Ulangan 23:24-25: Dari Hal Memetik Buah Anggur dan Bulir Gandum di Tanah Orang Lain

Dari Hal Memetik Buah Anggur dan Bulir Gandum di Tanah Orang Lain​.

Setelah belajar perikop Tentang Nazar dari Kitab Ulangan, sekarang kita belajar perikop lanjutannya, yakni Dari Hal Memetik Buah Anggur dan Bulir Gandum di Tanah Orang Lain.

Berikut ini tampilan ayat-ayat Firman Tuhan dalam Kitab Ulangan (Deuteronomy 23:24-25 dengan judul perikop Dari Hal Memetik Buah Anggur dan Bulir Gandum di Tanah Orang Lain).

Kita belajar perikop Dari Hal Memetik Buah Anggur dan Bulir Gandum di Tanah Orang Lain ini dengan menggunakan tafsiran / catatan Wycliffe. Semua ayat dikutip dalam bentuk tulisan italic warna biru, sedangkan tafsiran / komentar dalam tulisan biasa.

Ayat Akitab dikutip dari software e-Sword, sedangkan komentarinya dari situs Alkitab.sabda.org. Yuk kita belajar.

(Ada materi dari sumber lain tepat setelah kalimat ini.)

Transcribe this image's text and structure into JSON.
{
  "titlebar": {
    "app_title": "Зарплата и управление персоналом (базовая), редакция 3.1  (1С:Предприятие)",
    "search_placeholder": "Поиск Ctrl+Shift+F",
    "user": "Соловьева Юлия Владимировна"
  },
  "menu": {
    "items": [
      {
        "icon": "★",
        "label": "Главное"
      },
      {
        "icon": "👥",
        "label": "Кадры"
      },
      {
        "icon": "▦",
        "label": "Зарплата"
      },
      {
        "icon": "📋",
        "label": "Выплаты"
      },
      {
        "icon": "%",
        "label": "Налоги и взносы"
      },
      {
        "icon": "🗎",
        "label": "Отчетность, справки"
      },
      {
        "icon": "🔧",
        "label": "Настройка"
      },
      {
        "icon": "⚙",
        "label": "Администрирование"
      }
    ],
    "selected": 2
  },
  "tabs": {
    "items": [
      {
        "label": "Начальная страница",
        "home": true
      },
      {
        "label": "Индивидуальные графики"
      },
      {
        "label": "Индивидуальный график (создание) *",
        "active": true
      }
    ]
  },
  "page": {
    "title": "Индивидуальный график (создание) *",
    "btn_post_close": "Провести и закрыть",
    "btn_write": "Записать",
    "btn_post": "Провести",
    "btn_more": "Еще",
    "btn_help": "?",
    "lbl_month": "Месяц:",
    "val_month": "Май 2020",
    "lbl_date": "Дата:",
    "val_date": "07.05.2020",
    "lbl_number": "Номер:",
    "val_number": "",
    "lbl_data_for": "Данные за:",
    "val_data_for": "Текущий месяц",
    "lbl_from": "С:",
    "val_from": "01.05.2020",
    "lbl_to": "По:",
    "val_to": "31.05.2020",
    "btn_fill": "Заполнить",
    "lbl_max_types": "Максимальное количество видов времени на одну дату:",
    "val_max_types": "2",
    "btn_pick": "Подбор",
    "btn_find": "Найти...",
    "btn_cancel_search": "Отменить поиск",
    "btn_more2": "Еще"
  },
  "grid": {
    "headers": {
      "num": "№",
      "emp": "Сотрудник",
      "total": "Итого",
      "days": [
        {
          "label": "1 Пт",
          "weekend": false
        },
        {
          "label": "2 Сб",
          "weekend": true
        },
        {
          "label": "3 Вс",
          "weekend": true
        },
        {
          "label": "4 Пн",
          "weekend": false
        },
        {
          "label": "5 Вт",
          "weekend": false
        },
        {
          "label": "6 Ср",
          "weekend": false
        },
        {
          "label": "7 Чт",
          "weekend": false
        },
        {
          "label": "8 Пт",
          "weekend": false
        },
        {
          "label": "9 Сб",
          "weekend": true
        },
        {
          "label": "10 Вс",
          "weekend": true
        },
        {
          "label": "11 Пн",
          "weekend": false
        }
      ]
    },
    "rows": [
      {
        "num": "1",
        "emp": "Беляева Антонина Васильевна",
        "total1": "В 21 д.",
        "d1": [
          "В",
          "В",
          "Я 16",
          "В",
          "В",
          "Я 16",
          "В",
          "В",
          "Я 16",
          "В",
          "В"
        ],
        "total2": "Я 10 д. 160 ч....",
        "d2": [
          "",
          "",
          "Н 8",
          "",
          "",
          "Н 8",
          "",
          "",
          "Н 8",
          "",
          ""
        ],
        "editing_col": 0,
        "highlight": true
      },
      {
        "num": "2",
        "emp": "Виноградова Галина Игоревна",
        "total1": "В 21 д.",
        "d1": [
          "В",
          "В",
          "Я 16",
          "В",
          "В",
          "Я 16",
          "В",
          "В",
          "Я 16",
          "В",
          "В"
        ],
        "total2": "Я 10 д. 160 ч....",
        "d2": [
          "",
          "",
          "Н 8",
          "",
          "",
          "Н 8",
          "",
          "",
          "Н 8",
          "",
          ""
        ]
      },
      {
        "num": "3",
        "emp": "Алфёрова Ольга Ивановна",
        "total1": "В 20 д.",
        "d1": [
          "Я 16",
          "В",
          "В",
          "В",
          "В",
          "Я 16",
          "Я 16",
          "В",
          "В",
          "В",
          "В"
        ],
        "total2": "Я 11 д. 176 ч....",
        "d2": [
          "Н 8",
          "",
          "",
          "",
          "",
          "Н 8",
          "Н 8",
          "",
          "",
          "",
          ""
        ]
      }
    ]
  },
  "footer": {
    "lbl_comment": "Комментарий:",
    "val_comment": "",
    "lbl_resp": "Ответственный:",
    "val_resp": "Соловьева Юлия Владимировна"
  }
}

Dari Hal Memetik Buah Anggur dan Bulir Gandum di Tanah Orang Lain (Kitab Ulangan 23:24-25)


Deu 23:24 "Apabila engkau melalui kebun anggur sesamamu, engkau boleh makan buah anggur sepuas-puas hatimu, tetapi tidak boleh kaumasukkan ke dalam bungkusanmu.

Deu 23:25 Apabila engkau melalui ladang gandum sesamamu yang belum dituai, engkau boleh memetik bulir-bulirnya dengan tanganmu, tetapi sabit tidak boleh kauayunkan kepada gandum sesamamu itu."


Ketentuan-ketentuan: Hidup Menurut Perjanjian (5:1-26:19).

Ketika perjanjian-perjanjian tentang kekuasaan raja dibaharui, maka peraturan-peraturannya yang merupakan bagian yang panjang dan menentukan di dalam sebuah dokumen perjanjian, diulang kembali dengan sejumlah penyempurnaan, khususnya penyempurnaan yang diperlukan sesuai dengan situasi yang berubah.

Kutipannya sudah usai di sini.